Aller au contenu principal

Soit 34,00 après déduction fiscale de 66%

Je fais un don mensuel Je fais un don IFI
Recherche, Science & Santé

Motivation et effort extrême : une expérience grandeur nature !

Publié le : 25/11/2021 Temps de lecture : 1 min
Départ de l'ultratrail
Retour à la recherche

Comment nos décisions sont-elles influencées par un état de fatigue extrême ? Telle est la question à laquelle les chercheurs de l’Institut du Cerveau vont tenter de répondre, grâce à une expérience « grandeur nature » unique menée le week-end du 11 novembre à l’initiative de Benoît Mauvieux, chercheur à l’Université de Caen.

Viaduc de Clécy (Calvados), jeudi 11 novembre, 14h30, 56 hommes et femmes s’élancent pour une course à pied inédite de 156 km sur 6000 mètres de dénivelé. Certains arriveront 22 heures plus tard, d’autres mettront 42 heures pour couvrir les 156km. Mais quelle est donc leur motivation ? La principale, faire avancer la science, aller au-delà de leurs limites pour mieux comprendre comment le corps humain s’adapte à des efforts intenses et à une privation de sommeil !

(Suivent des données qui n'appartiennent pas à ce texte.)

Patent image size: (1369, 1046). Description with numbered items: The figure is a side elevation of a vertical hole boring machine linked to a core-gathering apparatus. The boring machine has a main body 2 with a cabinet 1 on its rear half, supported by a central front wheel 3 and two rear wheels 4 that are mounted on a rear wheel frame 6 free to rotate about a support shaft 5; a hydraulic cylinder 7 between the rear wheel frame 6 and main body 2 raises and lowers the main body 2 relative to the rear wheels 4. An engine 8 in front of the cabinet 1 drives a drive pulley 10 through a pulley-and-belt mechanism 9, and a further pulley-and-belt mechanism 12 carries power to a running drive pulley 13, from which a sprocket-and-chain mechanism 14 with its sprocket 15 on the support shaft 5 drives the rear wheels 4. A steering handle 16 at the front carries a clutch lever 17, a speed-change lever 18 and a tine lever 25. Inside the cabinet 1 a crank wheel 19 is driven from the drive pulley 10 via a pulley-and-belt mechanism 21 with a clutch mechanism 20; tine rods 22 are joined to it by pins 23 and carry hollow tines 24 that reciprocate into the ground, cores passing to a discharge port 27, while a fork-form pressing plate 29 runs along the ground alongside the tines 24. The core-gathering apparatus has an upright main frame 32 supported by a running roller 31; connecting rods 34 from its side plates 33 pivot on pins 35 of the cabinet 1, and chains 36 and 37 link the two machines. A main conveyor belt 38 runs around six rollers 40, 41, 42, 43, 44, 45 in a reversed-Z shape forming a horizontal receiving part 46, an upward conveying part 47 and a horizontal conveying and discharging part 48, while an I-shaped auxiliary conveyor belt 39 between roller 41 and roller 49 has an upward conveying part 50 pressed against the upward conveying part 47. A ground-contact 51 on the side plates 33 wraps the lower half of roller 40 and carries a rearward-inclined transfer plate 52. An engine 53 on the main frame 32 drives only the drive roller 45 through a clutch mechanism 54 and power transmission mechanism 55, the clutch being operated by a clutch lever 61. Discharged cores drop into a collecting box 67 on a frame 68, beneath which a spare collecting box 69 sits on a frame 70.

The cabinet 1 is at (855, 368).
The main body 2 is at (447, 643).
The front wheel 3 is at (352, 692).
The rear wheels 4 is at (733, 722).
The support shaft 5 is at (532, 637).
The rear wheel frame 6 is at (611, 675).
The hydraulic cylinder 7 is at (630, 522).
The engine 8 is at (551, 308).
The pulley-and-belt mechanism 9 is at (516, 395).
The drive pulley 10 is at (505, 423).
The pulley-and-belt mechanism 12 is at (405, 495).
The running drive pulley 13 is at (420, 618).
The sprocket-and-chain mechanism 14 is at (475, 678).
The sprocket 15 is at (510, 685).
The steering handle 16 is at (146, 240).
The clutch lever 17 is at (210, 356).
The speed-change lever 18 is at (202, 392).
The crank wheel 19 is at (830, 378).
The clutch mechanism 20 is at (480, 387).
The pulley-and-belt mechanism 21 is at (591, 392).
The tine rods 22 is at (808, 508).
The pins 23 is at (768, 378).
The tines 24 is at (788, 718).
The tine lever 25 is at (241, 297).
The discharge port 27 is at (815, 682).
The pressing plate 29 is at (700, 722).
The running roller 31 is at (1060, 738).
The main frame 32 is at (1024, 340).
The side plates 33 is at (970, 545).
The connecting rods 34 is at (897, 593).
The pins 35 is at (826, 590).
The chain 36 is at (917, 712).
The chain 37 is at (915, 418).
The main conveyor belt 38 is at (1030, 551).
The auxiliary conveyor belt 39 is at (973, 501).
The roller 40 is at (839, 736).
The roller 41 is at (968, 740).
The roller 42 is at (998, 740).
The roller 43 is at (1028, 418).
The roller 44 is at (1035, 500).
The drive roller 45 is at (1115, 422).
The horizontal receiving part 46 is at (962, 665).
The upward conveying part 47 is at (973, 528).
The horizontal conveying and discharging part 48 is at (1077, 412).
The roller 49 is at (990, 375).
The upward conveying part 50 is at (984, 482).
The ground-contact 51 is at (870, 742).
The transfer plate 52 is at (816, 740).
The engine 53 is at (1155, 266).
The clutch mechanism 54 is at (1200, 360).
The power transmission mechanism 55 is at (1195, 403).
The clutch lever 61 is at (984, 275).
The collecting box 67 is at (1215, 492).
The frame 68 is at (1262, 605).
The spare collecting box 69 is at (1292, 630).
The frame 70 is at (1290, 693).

Tous les 26 kms, les coureurs sont soumis à pas moins de 40 tests physiques et mentaux, allant du simple questionnaire à une échographie cardiaque en passant par des prises de sang, des mesures du pied ou encore des tests de vigilance.

Parmi les 70 chercheurs mobilisés pour « explorer » les conditions physiques et mentales des coureurs avant, pendant et après la course, Mathias PESSIGLIONE, chef de l’équipe « MOTIVATION, CERVEAU ET COMPORTEMENT », Roeland HEEREMA, Thelma LANDRON et Antonius WIEHLER, doctorants et post-doctrants, ainsi que Karim N’DIAYE, responsable opérationnel de la plateforme d’études comportementales PRISME de l’Institut du cerveau, ils ont pour objectif d’évaluer la prise de décision pour tenter de déterminer les mécanismes cérébraux qui « font tenir » ces coureurs malgré l’extrême fatigue, le manque de sommeil et la douleur.

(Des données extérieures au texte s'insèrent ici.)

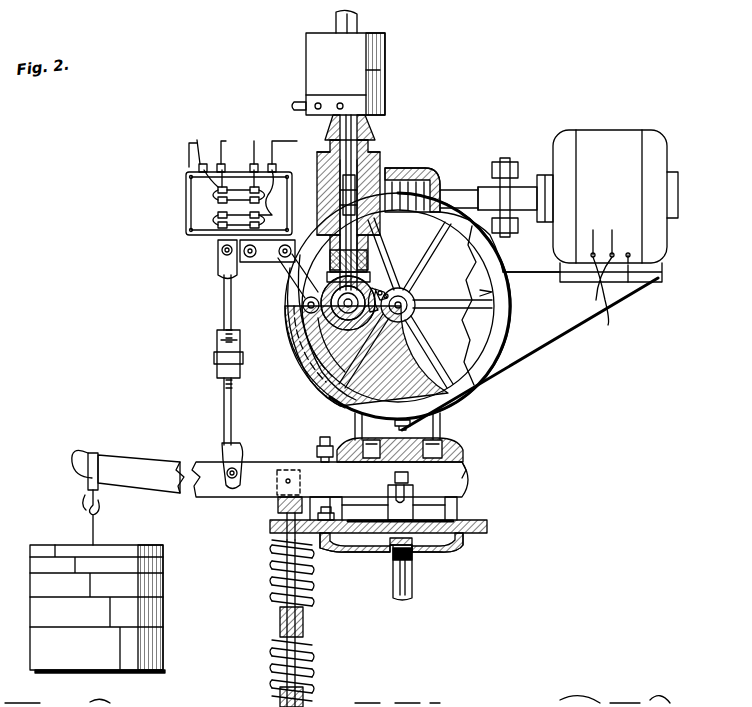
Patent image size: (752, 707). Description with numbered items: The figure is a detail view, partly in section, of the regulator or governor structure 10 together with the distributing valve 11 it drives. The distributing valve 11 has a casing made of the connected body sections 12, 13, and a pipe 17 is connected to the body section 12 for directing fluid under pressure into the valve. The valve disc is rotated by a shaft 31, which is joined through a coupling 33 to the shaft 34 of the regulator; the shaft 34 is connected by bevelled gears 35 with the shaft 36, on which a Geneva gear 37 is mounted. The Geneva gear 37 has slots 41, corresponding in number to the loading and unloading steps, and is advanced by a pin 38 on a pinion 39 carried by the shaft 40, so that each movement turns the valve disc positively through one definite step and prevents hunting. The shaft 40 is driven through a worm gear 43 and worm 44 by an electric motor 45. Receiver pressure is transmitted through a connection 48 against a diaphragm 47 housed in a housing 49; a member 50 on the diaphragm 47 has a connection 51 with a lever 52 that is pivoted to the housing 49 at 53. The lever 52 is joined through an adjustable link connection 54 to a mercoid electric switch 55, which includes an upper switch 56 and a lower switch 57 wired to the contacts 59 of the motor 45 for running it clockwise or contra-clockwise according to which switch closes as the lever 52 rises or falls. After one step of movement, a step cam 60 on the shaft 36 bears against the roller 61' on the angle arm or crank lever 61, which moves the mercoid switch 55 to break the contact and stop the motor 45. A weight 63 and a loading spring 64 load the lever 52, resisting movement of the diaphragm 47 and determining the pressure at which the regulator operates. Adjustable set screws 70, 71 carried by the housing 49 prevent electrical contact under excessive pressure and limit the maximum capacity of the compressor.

Mais comment faire cette évaluation en moins de 5 mn tout en ayant des résultats pertinents et exploitables ?

L’hypothèse des chercheurs de l’Institut du cerveau est que notre cerveau utilise des mécanismes communs pour ignorer ce qui distrait l’attention et pour poursuivre un effort malgré la douleur et la fatigue.

A partir de cette hypothèse, les coureurs ont été soumis à des tests : 2 fois avant, 6 fois pendant et 1 fois après la course : un test de référence mesurant la force musculaire et un test critique mesurant le contrôle attentionnel.

 

Le test de contrôle attentionnel, dit Stroop numérique, consistait à comparer des chiffres présentés deux par deux, afin d’identifier le plus grand par sa valeur numérique. La difficulté est que les chiffres différaient également par leur taille à l’écran, ce qui peut induire des interférences, par exemple si le chiffre 3 est écrit en gros et le chiffre 7 en petit, comme dans l’exemple ci-dessous.

Les coureurs effectuaient plusieurs séries de 10 comparaisons, en essayant d’aller le plus vite possible sans faire d’erreur. En effet le nombre de comparaisons correctes effectuées dans un temps prédéfini donnait lieu à un classement parmi l’ensemble des coureurs. Le résultat du test témoigne donc à la fois de la motivation pour obtenir un bon classement et de la capacité à se concentrer pour ignorer les informations non pertinentes.

Toute la question dans les conditions extrêmes de cette expérience sera de déterminer l’influence de la fatigue sur ces deux composantes : va-t-on assister à une baisse de motivation ou à des perturbations attentionnelles ? Et surtout, lequel de ces deux facteurs sera le meilleur prédicteur des performances dans la course, c’est-à-dire qui parviendra à finir le parcours et en combien de temps ? 

 

Le pari des chercheurs, basé sur les travaux antérieurs de l’Equipe de Mathias PESSIGLIONE à l’Institut du Cerveau, est que « la force du mental », c’est-à-dire les capacités de contrôle attentionnel reposant sur le cortex préfrontal, sera déterminante.

 

Tous les résultats des évaluations réalisées sur ces « coureurs de l’extrême » au cours de cette expérience sont en cours d’analyse et nous vous tiendrons informés des résultats.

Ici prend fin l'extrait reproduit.